Critique de Thao Nguyen Le, à propos du film Bulakna, de Leonore Noivo

Bulakna, dont le nom est celui d’un ancien guerrier philippin qui a résisté à l’invasion coloniale, est un film qui traite d’une nouvelle forme de colonialisme, ou plutôt des conséquences actuelles du colonialisme espagnol aux Philippines. Le film montre la vie des femmes philippines qui partent travailler à l’étranger comme domestiques afin de gagner de l’argent pour subvenir aux besoins de leur famille. Comme conséquence de cela ses femmes sont dépouillées de leur identité et formées pour devenir essentiellement des esclaves modernes et demeurer invisibles, comme des fantômes.

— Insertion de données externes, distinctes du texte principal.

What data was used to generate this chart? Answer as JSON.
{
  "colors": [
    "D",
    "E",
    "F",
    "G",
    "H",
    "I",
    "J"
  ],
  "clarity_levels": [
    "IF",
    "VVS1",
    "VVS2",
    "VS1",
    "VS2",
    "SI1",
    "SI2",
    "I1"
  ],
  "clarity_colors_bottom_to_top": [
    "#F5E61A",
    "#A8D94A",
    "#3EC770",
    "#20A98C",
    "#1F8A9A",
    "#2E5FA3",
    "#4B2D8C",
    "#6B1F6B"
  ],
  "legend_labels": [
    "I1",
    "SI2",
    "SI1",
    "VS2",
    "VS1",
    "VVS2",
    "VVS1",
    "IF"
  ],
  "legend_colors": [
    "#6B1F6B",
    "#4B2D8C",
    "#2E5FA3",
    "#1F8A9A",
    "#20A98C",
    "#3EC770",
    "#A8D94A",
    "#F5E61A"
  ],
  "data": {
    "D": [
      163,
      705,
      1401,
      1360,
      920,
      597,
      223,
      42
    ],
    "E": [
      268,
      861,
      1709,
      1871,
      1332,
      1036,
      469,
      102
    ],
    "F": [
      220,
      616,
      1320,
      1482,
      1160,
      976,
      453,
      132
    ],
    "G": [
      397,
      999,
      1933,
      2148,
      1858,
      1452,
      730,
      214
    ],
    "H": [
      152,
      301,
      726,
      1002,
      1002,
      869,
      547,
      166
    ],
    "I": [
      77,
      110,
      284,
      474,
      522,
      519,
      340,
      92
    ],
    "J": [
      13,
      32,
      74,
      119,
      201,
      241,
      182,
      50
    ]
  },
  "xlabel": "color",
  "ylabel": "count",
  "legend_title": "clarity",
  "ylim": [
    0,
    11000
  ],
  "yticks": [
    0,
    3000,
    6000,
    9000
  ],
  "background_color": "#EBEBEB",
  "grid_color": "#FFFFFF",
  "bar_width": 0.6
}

Ainsi, elles perdent contact avec leur famille et font face à la véritable solitude.
L’aspect le plus marquant de ce film est la manière de raconter l’histoire de ses personnages. Ce film est un documentaire, mais il joue avec les codes de la fiction, car nous voyons ces histoires se dérouler comme une fiction. À travers leur monologue intérieur, sa réalisatrice nous montre le quotidien de ses personnages féminins et le contraste dramatique entre leurs vies. L’une est jeune et songe à l’exil, l’autre est une immigrante de longue date à Lisbonne qui envisage de rentrer chez elle aux Philippines.
La réalisatrice du film, Leonor Noivo, entremêle également l’histoire et la colonisation des Philippines qui se présentent en arrière-plan afin de nous montrer leurs répercussions durables jusqu’à aujourd’hui.

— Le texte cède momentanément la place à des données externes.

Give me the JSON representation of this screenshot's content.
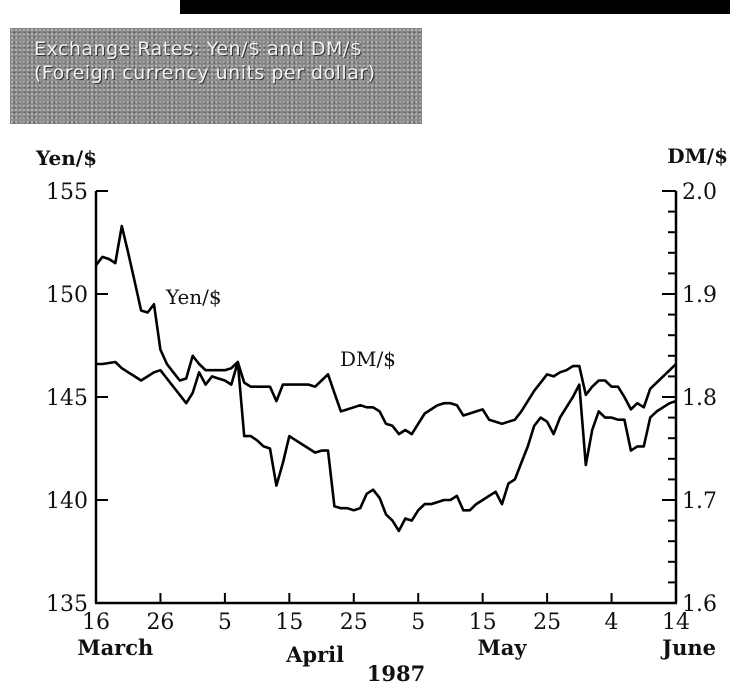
{
  "header_bar": {
    "color": "#000000"
  },
  "title_box": {
    "line1": "Exchange Rates: Yen/$ and DM/$",
    "line2": "(Foreign currency units per dollar)",
    "color": "#8c8c8c"
  },
  "chart_data": {
    "type": "line",
    "title": "Exchange Rates: Yen/$ and DM/$",
    "subtitle": "(Foreign currency units per dollar)",
    "ylabel_left": "Yen/$",
    "ylabel_right": "DM/$",
    "ylim_left": [
      135,
      155
    ],
    "ylim_right": [
      1.6,
      2.0
    ],
    "yticks_left": [
      135,
      140,
      145,
      150,
      155
    ],
    "yticks_right": [
      1.6,
      1.7,
      1.8,
      1.9,
      2.0
    ],
    "y_minor_step_right": 0.02,
    "x_ticks": [
      {
        "label": "16",
        "day": 0
      },
      {
        "label": "26",
        "day": 10
      },
      {
        "label": "5",
        "day": 20
      },
      {
        "label": "15",
        "day": 30
      },
      {
        "label": "25",
        "day": 40
      },
      {
        "label": "5",
        "day": 50
      },
      {
        "label": "15",
        "day": 60
      },
      {
        "label": "25",
        "day": 70
      },
      {
        "label": "4",
        "day": 80
      },
      {
        "label": "14",
        "day": 90
      }
    ],
    "x_range": [
      0,
      90
    ],
    "months": [
      {
        "label": "March",
        "day": 3
      },
      {
        "label": "April",
        "day": 34
      },
      {
        "label": "May",
        "day": 63
      },
      {
        "label": "June",
        "day": 90
      }
    ],
    "year_label": "1987",
    "series": [
      {
        "name": "Yen/$",
        "axis": "left",
        "points": [
          [
            0,
            151.4
          ],
          [
            1,
            151.8
          ],
          [
            2,
            151.7
          ],
          [
            3,
            151.5
          ],
          [
            4,
            153.3
          ],
          [
            5,
            152.0
          ],
          [
            6,
            150.6
          ],
          [
            7,
            149.2
          ],
          [
            8,
            149.1
          ],
          [
            9,
            149.5
          ],
          [
            10,
            147.3
          ],
          [
            11,
            146.6
          ],
          [
            12,
            146.2
          ],
          [
            13,
            145.8
          ],
          [
            14,
            145.9
          ],
          [
            15,
            147.0
          ],
          [
            16,
            146.6
          ],
          [
            17,
            146.3
          ],
          [
            18,
            146.3
          ],
          [
            19,
            146.3
          ],
          [
            20,
            146.3
          ],
          [
            21,
            146.4
          ],
          [
            22,
            146.7
          ],
          [
            23,
            143.1
          ],
          [
            24,
            143.1
          ],
          [
            25,
            142.9
          ],
          [
            26,
            142.6
          ],
          [
            27,
            142.5
          ],
          [
            28,
            140.7
          ],
          [
            29,
            141.8
          ],
          [
            30,
            143.1
          ],
          [
            31,
            142.9
          ],
          [
            32,
            142.7
          ],
          [
            33,
            142.5
          ],
          [
            34,
            142.3
          ],
          [
            35,
            142.4
          ],
          [
            36,
            142.4
          ],
          [
            37,
            139.7
          ],
          [
            38,
            139.6
          ],
          [
            39,
            139.6
          ],
          [
            40,
            139.5
          ],
          [
            41,
            139.6
          ],
          [
            42,
            140.3
          ],
          [
            43,
            140.5
          ],
          [
            44,
            140.1
          ],
          [
            45,
            139.3
          ],
          [
            46,
            139.0
          ],
          [
            47,
            138.5
          ],
          [
            48,
            139.1
          ],
          [
            49,
            139.0
          ],
          [
            50,
            139.5
          ],
          [
            51,
            139.8
          ],
          [
            52,
            139.8
          ],
          [
            53,
            139.9
          ],
          [
            54,
            140.0
          ],
          [
            55,
            140.0
          ],
          [
            56,
            140.2
          ],
          [
            57,
            139.5
          ],
          [
            58,
            139.5
          ],
          [
            59,
            139.8
          ],
          [
            60,
            140.0
          ],
          [
            61,
            140.2
          ],
          [
            62,
            140.4
          ],
          [
            63,
            139.8
          ],
          [
            64,
            140.8
          ],
          [
            65,
            141.0
          ],
          [
            66,
            141.8
          ],
          [
            67,
            142.6
          ],
          [
            68,
            143.6
          ],
          [
            69,
            144.0
          ],
          [
            70,
            143.8
          ],
          [
            71,
            143.2
          ],
          [
            72,
            144.0
          ],
          [
            73,
            144.5
          ],
          [
            74,
            145.0
          ],
          [
            75,
            145.6
          ],
          [
            76,
            141.7
          ],
          [
            77,
            143.4
          ],
          [
            78,
            144.3
          ],
          [
            79,
            144.0
          ],
          [
            80,
            144.0
          ],
          [
            81,
            143.9
          ],
          [
            82,
            143.9
          ],
          [
            83,
            142.4
          ],
          [
            84,
            142.6
          ],
          [
            85,
            142.6
          ],
          [
            86,
            144.0
          ],
          [
            87,
            144.3
          ],
          [
            88,
            144.5
          ],
          [
            89,
            144.7
          ],
          [
            90,
            144.8
          ]
        ]
      },
      {
        "name": "DM/$",
        "axis": "right",
        "points": [
          [
            0,
            1.832
          ],
          [
            1,
            1.832
          ],
          [
            2,
            1.833
          ],
          [
            3,
            1.834
          ],
          [
            4,
            1.828
          ],
          [
            5,
            1.824
          ],
          [
            6,
            1.82
          ],
          [
            7,
            1.816
          ],
          [
            8,
            1.82
          ],
          [
            9,
            1.824
          ],
          [
            10,
            1.826
          ],
          [
            11,
            1.818
          ],
          [
            12,
            1.81
          ],
          [
            13,
            1.802
          ],
          [
            14,
            1.794
          ],
          [
            15,
            1.804
          ],
          [
            16,
            1.824
          ],
          [
            17,
            1.812
          ],
          [
            18,
            1.82
          ],
          [
            19,
            1.818
          ],
          [
            20,
            1.816
          ],
          [
            21,
            1.812
          ],
          [
            22,
            1.834
          ],
          [
            23,
            1.814
          ],
          [
            24,
            1.81
          ],
          [
            25,
            1.81
          ],
          [
            26,
            1.81
          ],
          [
            27,
            1.81
          ],
          [
            28,
            1.796
          ],
          [
            29,
            1.812
          ],
          [
            30,
            1.812
          ],
          [
            31,
            1.812
          ],
          [
            32,
            1.812
          ],
          [
            33,
            1.812
          ],
          [
            34,
            1.81
          ],
          [
            35,
            1.816
          ],
          [
            36,
            1.822
          ],
          [
            37,
            1.804
          ],
          [
            38,
            1.786
          ],
          [
            39,
            1.788
          ],
          [
            40,
            1.79
          ],
          [
            41,
            1.792
          ],
          [
            42,
            1.79
          ],
          [
            43,
            1.79
          ],
          [
            44,
            1.786
          ],
          [
            45,
            1.774
          ],
          [
            46,
            1.772
          ],
          [
            47,
            1.764
          ],
          [
            48,
            1.768
          ],
          [
            49,
            1.764
          ],
          [
            50,
            1.774
          ],
          [
            51,
            1.784
          ],
          [
            52,
            1.788
          ],
          [
            53,
            1.792
          ],
          [
            54,
            1.794
          ],
          [
            55,
            1.794
          ],
          [
            56,
            1.792
          ],
          [
            57,
            1.782
          ],
          [
            58,
            1.784
          ],
          [
            59,
            1.786
          ],
          [
            60,
            1.788
          ],
          [
            61,
            1.778
          ],
          [
            62,
            1.776
          ],
          [
            63,
            1.774
          ],
          [
            64,
            1.776
          ],
          [
            65,
            1.778
          ],
          [
            66,
            1.786
          ],
          [
            67,
            1.796
          ],
          [
            68,
            1.806
          ],
          [
            69,
            1.814
          ],
          [
            70,
            1.822
          ],
          [
            71,
            1.82
          ],
          [
            72,
            1.824
          ],
          [
            73,
            1.826
          ],
          [
            74,
            1.83
          ],
          [
            75,
            1.83
          ],
          [
            76,
            1.802
          ],
          [
            77,
            1.81
          ],
          [
            78,
            1.816
          ],
          [
            79,
            1.816
          ],
          [
            80,
            1.81
          ],
          [
            81,
            1.81
          ],
          [
            82,
            1.8
          ],
          [
            83,
            1.788
          ],
          [
            84,
            1.794
          ],
          [
            85,
            1.79
          ],
          [
            86,
            1.808
          ],
          [
            87,
            1.814
          ],
          [
            88,
            1.82
          ],
          [
            89,
            1.826
          ],
          [
            90,
            1.832
          ]
        ]
      }
    ],
    "annotations": [
      {
        "text": "Yen/$",
        "series": "Yen/$"
      },
      {
        "text": "DM/$",
        "series": "DM/$"
      }
    ]
  }
}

La composition de chaque scène est visuellement époustouflante, cadrée de manière à retenir notre attention, en plus de rendre le film esthétiquement agréable. Outre la composition, la colorimétrie est très bien utilisée pour montrer le contraste entre les Philippines, très colorées et pleines de vie, et le pays européen, qui avec des couleurs sobres et ternes, représente la sombre réalité.
En conclusion, Bulakna réussit très bien à montrer les réels problèmes humains qui se cachent derrière l’exil économique et, en même temps, à évoquer l’histoire du colonialisme de ce pays écrite par les Européens et à l’utiliser pour nous montrer la similitude entre l’esclavage passé et les exploitations économiques modernes.